Hamadi Debche, un Marocain de 21 ans, comparaît depuis mardi matin devant la cour d'assises du Vaucluse pour l'assassinat toujours inexpliqué du jeune Romain, un adolescent de 15 ans tué à coups de hachette en juillet 2004 à Avignon. Hamadi Debche, né en mars 1985 au Maroc dans une région très rurale et défavorisée, a reconnu l'homicide volontaire mais a nié avoir prémédité son acte. Il affirme s'être senti "insulté" par la victime et invoque les effets de l'alcool ou "le destin" pour minimiser sa responsabilité. L'accusé doit répondre durant quatre jours d'homicide volontaire avec préméditation et vol sous la menace d'une arme.
La petite amie laissée sous le choc
Après sept mois d'errance en Espagne et dans le sud de la France, le périple de Hamadi Debche, clandestin et vagabond vivant de la générosité de passants ou de vols, l'avait conduit sur l'île sur le Rhône de la Barthelasse, face aux remparts d'Avignon, dans l'après-midi du 17 juillet 2004. Le long d'une digue où Romain Benavent se promène avec sa petite amie Marion, âgée de 13 ans à l'époque, l'assassin présumé les aborde. Selon le récit de Marion, l'homme ne parle manifestement pas français car il leur demande une cigarette par gestes, en portant ses doigts à sa bouche. "Désolé, on ne fume pas", répond Romain à Debche qui poursuit sa route, à pied. Il repasse devant eux une demi-heure plus tard, sans adresser la parole aux deux adolescents qui discutent, assis sur la digue.

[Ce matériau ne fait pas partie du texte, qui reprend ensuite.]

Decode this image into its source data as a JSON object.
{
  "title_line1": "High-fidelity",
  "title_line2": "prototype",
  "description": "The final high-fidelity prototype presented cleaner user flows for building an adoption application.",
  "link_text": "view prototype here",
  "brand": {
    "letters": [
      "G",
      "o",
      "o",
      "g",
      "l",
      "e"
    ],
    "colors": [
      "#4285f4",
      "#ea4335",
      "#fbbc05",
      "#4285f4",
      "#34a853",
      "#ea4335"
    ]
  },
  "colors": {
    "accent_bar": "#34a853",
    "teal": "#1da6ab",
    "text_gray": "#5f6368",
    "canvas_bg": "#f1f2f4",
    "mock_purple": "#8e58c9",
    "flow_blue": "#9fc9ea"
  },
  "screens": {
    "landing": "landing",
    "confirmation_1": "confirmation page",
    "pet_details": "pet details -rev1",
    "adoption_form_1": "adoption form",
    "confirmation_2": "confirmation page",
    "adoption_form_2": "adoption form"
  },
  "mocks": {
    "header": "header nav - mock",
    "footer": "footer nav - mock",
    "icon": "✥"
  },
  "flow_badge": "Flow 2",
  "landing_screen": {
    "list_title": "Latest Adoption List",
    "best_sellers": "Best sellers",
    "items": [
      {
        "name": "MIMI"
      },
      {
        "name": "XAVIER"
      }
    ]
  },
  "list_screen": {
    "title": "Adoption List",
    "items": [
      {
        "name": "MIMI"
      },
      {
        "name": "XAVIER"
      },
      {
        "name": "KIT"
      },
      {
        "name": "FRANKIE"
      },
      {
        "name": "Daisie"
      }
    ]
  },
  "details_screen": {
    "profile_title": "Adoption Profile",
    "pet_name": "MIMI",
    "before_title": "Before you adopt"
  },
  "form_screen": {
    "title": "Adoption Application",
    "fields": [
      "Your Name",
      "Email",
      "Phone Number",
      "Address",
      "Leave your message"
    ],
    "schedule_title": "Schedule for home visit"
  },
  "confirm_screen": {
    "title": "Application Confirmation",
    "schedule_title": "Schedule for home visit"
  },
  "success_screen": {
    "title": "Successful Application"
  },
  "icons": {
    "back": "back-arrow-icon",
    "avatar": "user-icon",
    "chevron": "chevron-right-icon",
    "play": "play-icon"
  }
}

Un peu plus tard, Marion voit soudain Romain s'effondrer. Sans comprendre immédiatement qu'il vient d'avoir le crâne fendu par deux coups de hachette, elle se retourne et aperçoit Debche qui tient l'arme à la main. Elle s'enfuit mais tombe. L'homme la rattrape, brandissant la hachette qu'il a dérobée dans une cabane à outils voisine. Par gestes, il lui fait comprendre qu'il veut le deux-roues de Romain et l'oblige, sous la menace mais sans violence, à l'aider à démarrer l'engin, abandonnant la jeune fille en état de choc. Marion prévient par téléphone les parents de Romain qui se précipitent sur les lieux. En vain car l'autopsie a prouvé que la victime avait été tuée sur le coup. Debche prend la fuite, jetant au passage la hachette dans un verger de l'île. Il abandonne la moto, en panne, à seulement quelques kilomètres de là.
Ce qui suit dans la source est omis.